26. Juli 2006 | Nahostkonflikt

Wenn die Selbstverteidigung zum Verbrechen wird…

von Davide Brocchi. Köln


Die Öffentlichkeit kann zwischen Tätern und Opfern des Nahostkonflikts nicht mehr unterscheiden – denn der Rache einer Kriegspartei folgt hier eine noch härtere Rache der anderen Kriegspartei.

Lesezeit 4 Minuten
Der Spiegel, 15.10.1973
Der Spiegel, 15.10.1973. Foto: Der Spiegel

Trotz der dramatischen Bilder aus dem Libanon – oder vielleicht gerade deshalb – veröffentlichte Spiegel-Online am 23. Juli einen Artikel des Publizisten Matthias Küntzel mit dem Titel: „Warum Israel richtig reagiert.“ Darin war zu lesen: „Israel führt einen gerechten Krieg: Deutschland und die EU sollten sich unzweideutig auf Israels Seite positionieren […] Die Forderung nach Waffenstillstand ist gleichbedeutend mit der Fürbitte, die Hisbollah zu verschonen und zu retten […] Israels Waffeneinsatz hat schon jetzt unerwartet positive Entwicklungen ausgelöst.“

Auch Angela Merkel und Frank-Walter Steinmeier haben in den letzten Wochen wiederholt ermahnt, Ursachen und Wirkungen der neuen Eskalation nicht durcheinander zu bringen. Dabei meinten sie nicht den völkerrechtswidrigen Angriff der USA auf den Irak, sondern die unakzeptable Provokation der Hisbollah-Militien gegen Israel: „Für alle Konsequenzen dieser Tat sind nun die Terroristen allein verantwortlich!“

Angesichts der sinnlosen Zerstörung und der hohen Zahl der zivilen Opfer in Libanon erscheint eine solche einseitige Einstellung von Tag zu Tag unangebrachter. Sie darf so nicht mehr stehen bleiben. Die israelische Regierung und insbesondere ihre High-Tech-Armee haben es wieder geschafft, Recht in Unrecht umzuwandeln. 

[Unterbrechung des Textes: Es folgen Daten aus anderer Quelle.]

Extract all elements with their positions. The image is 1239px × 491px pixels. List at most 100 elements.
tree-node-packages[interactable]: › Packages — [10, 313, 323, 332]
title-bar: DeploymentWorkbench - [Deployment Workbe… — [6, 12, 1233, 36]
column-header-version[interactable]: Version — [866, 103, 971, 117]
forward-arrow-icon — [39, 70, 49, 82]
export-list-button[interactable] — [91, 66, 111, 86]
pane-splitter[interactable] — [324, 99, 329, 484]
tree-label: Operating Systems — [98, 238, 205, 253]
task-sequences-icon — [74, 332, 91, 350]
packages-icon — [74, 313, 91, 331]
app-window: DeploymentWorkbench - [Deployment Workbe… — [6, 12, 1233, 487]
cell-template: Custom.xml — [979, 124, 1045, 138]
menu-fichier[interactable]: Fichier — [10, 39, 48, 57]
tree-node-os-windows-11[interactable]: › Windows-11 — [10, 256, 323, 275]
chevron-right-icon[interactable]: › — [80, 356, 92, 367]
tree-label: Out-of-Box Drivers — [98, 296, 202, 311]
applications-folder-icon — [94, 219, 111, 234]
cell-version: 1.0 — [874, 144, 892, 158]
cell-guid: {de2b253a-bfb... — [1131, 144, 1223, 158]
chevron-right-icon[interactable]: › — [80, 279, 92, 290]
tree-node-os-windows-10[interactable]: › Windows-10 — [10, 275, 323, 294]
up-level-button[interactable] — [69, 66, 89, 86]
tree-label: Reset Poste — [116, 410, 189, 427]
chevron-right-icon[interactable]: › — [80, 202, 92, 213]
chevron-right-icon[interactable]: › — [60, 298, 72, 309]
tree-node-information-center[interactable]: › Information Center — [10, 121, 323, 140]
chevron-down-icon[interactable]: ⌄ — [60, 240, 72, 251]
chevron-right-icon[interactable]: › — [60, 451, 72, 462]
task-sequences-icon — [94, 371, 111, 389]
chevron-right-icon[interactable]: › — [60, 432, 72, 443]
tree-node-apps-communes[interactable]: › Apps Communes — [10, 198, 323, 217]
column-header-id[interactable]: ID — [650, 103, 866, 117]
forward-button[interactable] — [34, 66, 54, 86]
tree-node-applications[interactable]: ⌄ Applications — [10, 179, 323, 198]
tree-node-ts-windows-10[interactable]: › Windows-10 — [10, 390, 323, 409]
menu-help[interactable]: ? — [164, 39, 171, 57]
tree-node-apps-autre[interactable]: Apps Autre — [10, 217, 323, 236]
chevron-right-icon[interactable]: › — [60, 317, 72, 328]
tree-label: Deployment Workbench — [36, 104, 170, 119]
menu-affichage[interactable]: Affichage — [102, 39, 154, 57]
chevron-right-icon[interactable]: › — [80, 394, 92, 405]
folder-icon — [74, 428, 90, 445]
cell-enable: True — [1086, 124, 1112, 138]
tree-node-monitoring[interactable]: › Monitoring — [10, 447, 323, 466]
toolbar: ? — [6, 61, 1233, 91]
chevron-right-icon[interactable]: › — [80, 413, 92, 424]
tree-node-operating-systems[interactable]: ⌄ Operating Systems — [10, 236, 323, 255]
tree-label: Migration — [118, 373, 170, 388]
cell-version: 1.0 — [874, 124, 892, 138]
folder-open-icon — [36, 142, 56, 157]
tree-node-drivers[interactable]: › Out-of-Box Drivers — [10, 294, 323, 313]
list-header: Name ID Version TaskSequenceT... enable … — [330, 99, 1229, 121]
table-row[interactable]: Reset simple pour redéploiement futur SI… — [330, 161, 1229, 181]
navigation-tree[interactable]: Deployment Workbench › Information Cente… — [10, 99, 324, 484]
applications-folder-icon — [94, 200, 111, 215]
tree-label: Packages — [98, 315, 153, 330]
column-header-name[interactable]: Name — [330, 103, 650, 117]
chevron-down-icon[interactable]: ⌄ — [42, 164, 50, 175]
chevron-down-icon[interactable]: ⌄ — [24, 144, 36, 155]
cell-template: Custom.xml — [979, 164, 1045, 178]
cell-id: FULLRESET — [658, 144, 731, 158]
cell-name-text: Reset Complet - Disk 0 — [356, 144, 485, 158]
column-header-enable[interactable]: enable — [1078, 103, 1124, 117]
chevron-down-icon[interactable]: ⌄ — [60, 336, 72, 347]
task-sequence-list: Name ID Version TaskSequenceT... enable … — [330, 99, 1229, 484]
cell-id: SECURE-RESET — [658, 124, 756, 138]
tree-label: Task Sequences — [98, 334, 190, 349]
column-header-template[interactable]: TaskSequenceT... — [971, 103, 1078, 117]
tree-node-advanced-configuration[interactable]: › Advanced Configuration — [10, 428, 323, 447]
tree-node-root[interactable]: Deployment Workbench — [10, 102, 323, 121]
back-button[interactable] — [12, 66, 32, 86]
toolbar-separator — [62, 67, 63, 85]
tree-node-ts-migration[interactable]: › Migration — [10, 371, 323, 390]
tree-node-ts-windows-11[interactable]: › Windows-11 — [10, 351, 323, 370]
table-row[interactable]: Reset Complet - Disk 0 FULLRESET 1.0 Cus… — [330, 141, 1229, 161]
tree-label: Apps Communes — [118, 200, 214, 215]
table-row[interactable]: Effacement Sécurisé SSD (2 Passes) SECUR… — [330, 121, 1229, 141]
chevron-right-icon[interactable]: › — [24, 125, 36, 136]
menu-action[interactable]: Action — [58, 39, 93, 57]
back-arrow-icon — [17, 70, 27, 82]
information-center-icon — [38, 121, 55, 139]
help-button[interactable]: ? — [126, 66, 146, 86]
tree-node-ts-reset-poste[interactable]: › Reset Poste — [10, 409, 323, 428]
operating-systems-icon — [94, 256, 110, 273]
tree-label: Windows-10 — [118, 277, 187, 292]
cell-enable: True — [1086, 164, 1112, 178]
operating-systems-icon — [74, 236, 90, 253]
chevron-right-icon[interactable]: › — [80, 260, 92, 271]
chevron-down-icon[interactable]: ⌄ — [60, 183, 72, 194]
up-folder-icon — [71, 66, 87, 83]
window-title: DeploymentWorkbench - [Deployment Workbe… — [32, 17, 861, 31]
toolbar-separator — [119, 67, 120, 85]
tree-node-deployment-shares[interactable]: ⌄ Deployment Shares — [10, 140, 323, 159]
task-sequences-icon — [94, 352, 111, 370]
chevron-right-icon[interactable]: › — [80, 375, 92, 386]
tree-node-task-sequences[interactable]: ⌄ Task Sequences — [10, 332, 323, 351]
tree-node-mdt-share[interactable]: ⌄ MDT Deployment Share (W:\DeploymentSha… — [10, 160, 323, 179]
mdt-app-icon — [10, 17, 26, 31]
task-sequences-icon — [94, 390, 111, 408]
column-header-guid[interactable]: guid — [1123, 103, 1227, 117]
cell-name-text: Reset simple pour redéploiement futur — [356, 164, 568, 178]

Nicht die Möglichkeit der Verteidigung oder gar die Existenz Israels steht hier zur Diskussion. Die gezielte Bekämpfung von verbrecherischen Gruppierungen und des faschistoiden Denkens ist richtig. Was hingegen kritisch hinterfragt werden muss, ist die Art, die Reichweite und das Ziel der israelischen Reaktion in Libanon. Sie sieht bisher so aus: eine intensive Bombardierung des ganzen libanesischen Staatsgebiets, die seit mehr als zwei Wochen andauert; Zerstörung von Infrastrukturen, bewohnten Straßenzügen und sogar einem UN-Stützpunkt; Hunderttausende Menschen auf der Flucht.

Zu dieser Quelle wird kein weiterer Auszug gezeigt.